Les circonstances, la volonté du poète ont juxtaposé à ces poèmes de protestation véhémente des vers où renaît une lumière — badinages d’amitié heureuse, espoir frémissant d’anxiété — à l’approche de la bataille d’Actium. C’est que, dans les dix ans qui ont suivi son retour, Horace a évolué : peu à peu il s’est résigné, puis rallié à Octave, devenu — il ne se trompait pas — le meilleur champion des chances qui restaient aux Romains. Une amitié aussi a contribué à cette renaissance intérieure, qui va rendre à Horace la joie de vivre. Un des fidèles du prince, Mécène, s’est intéressé à lui, et peut-être d’abord à l’homme plus qu’au poète. Grand seigneur sans préjugés, il n’a pas été choqué par la susceptibilité du partisan, naguère un ennemi, aujourd’hui une sorte de déclassé, qui hante des milieux si différents du sien. Horace l’a sans doute amusé et va devenir son ami pour toujours. D’où les premières Satires (v. 35), qui valent surtout par la peinture du petit peuple de Rome ou de ses idoles : chanteurs, danseuses, charlatans et philosophes de carrefour. C’est un grouillement d’anecdotes, d’allusions, un papillotement permanent du récit. Horace a mis son œuvre sous le patronage du poète Lucilius (v. 180 - v. 102), chevalier romain comme lui et inventeur du genre. Lucilius, effectivement, paraît lui avoir ressemblé par son goût de la confidence personnelle et de l’auto-ironie, par la liberté de ses jugements ; il prolongeait une tradition de réalisme, de vérisme populaire qu’il avait reprise dans l’ancienne comédie grecque et qui, après Horace, suscitera Pétrone († 66 apr. J.-C.) et Apulée. Les rapprochements qu’on a tenté d’établir entre la satire horatienne et les « diatribes » des prédicateurs stoïciens ou cyniques sont moins convaincants. Chez le poète, c’est le souci du trait authentique et plaisant qui prédomine ; la morale n’est encore que prétexte à faire ressortir la diversité des travers ou des folies des hommes.

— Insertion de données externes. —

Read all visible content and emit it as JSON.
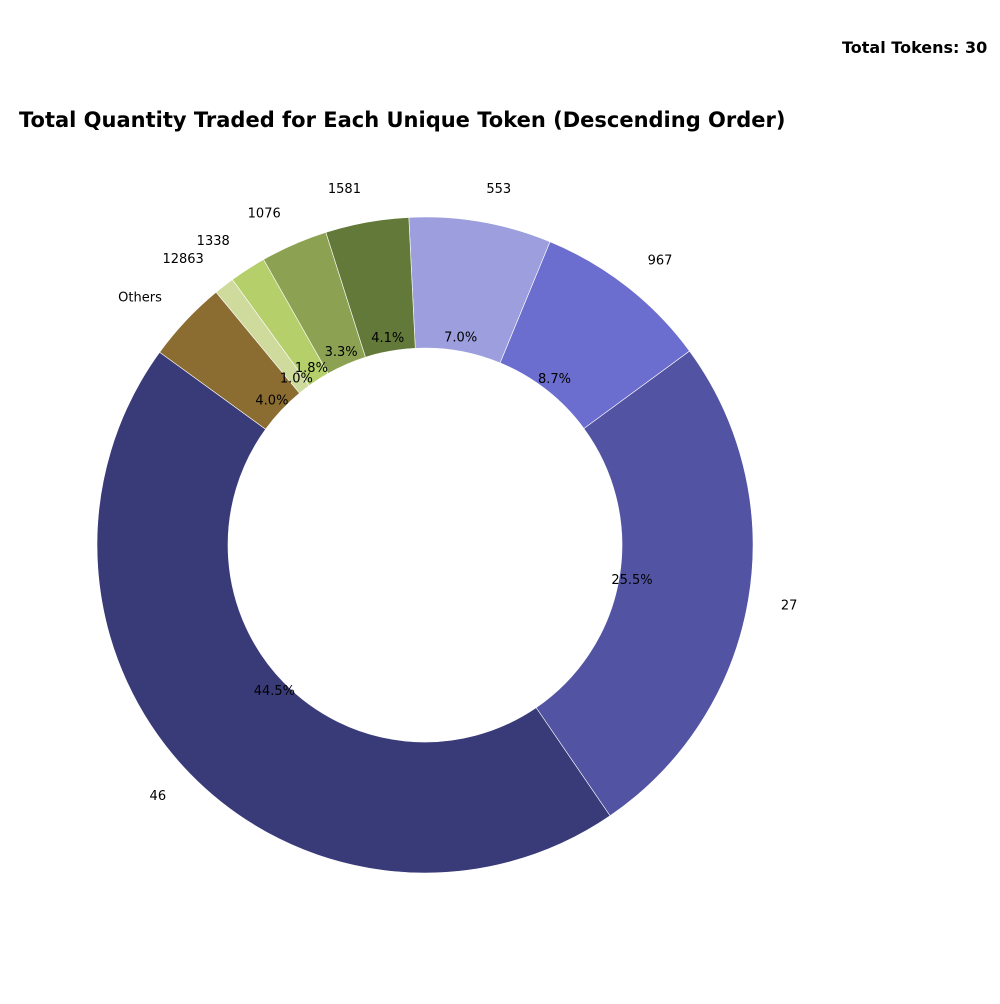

Dans ces peintures un peu crispées, sarcastiques, il y a, par moments des zones plus claires : ainsi quand Horace parle de lui-même, de la métairie que Mécène lui a donnée en Sabine et où il goûte la paix. On voit aussi qu’il reprend confiance, que, dans une aisance retrouvée, ses qualités d’homme et de poète le mettent à peu près de plain-pied avec tous. Cette évolution est encore plus sensible dans un second livre de Satires, paru vers 29.